The question is whether in addition to this it is philosophically meaningful to talk of an “objective probability” of something happening.
If you believe that reality is non-deterministic, that God really does throw dice, then the probability of something happening is indeed a property of the universe.
But most of us tend to think that instead the universe is governed by deterministic laws of cause and effect. Under this hypothesis, probability is a function of our models of the universe and their adequacy (related to the size of the error term, the bit we can’t adequately explain). Such models can be written down and critiqued, judged to have or not have predictive value – they are one step more “objective” than the ideas in somebody’s head.
I’d argue that it is philosophically meaningful to say that one person’s subjective probability is more accurate (more reliable) than another’s subjective probability of the same event. Which tends to imply an objective something which is used as the yardstick to judge our subjective perceptions.
In a Heisenbergian universe, it may be impossible to know whether or not it will rain in Denver tomorrow. A probability may be the best we can do.
Or, in a more relaxed version, it may the best we can know with the computing power available to us – an information theory limit rather than a physical one.
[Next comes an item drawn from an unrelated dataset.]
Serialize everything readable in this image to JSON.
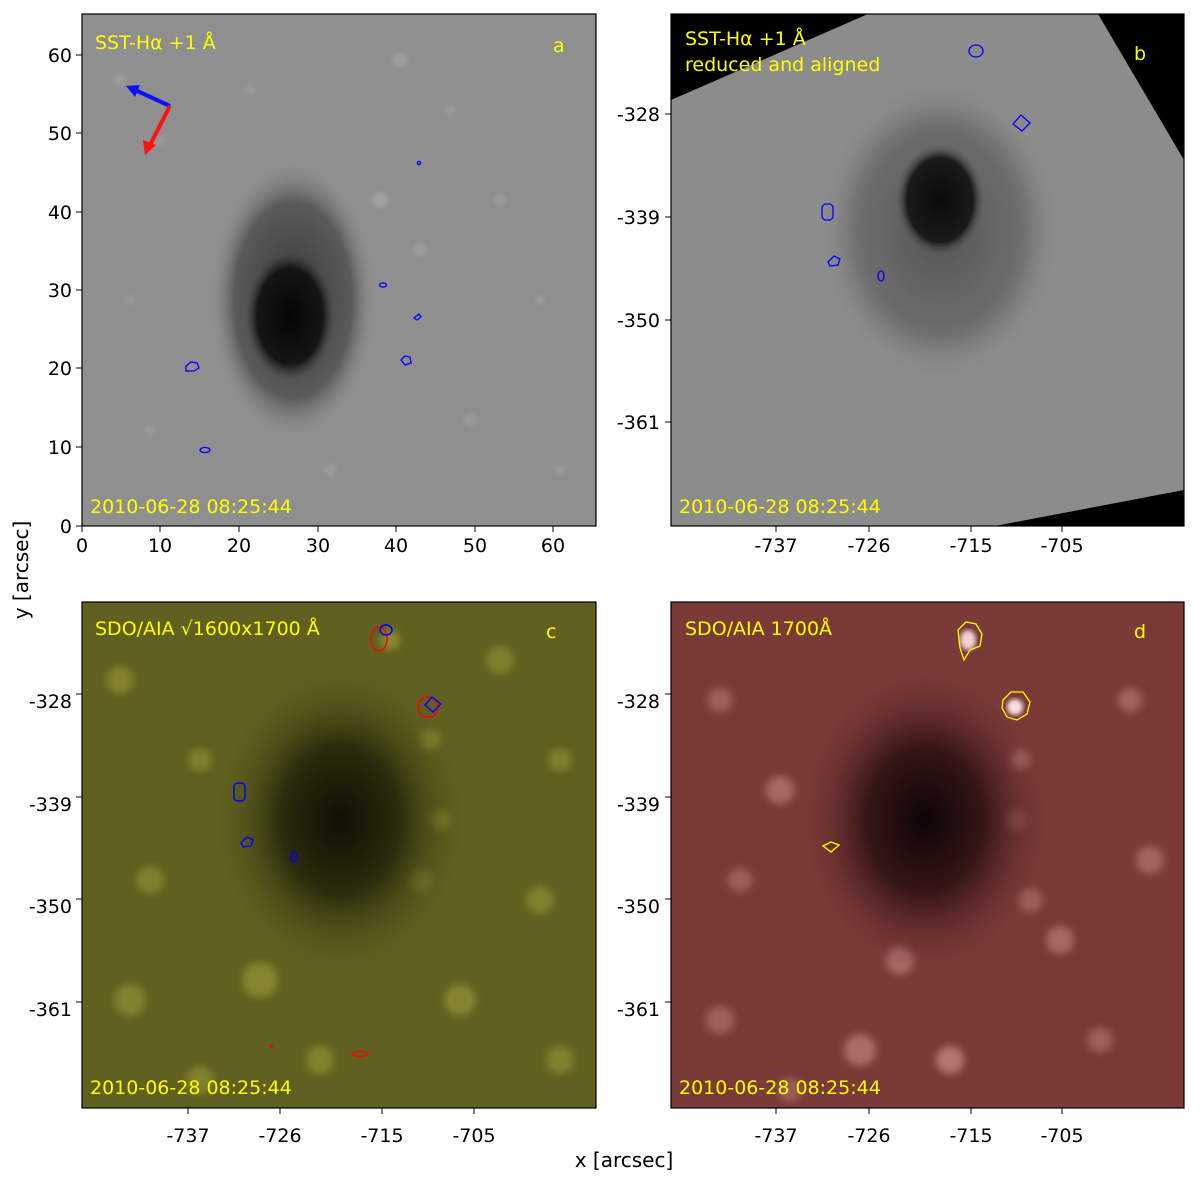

The glaring problem with claiming that some people’s probabilities are “more accurate and reliable” than other people’s is that not everyone agrees with you. As I note in the article, for example, some people think frequentist probabilities are always “more accurate and reliable,” while other people (myself included, obviously) would not dogmatically endorse frequentist probabilities as “more accurate and reliable” in all circumstances.
In other words, just because you might think some probabilities are “more accurate and reliable,” does not mean that everyone agrees with you. To assume that everyone agrees with you is to assume the very thing you are trying to prove. The burden is on you, after all, to prove that certain probabilities are “objective” in some sense, in spite of the glaring fact that not everyone believes this.
There is ample room for disagreement when we are dealing with uncertain events and phenomena. And this is just another way of saying that probability is a measure of subjective belief.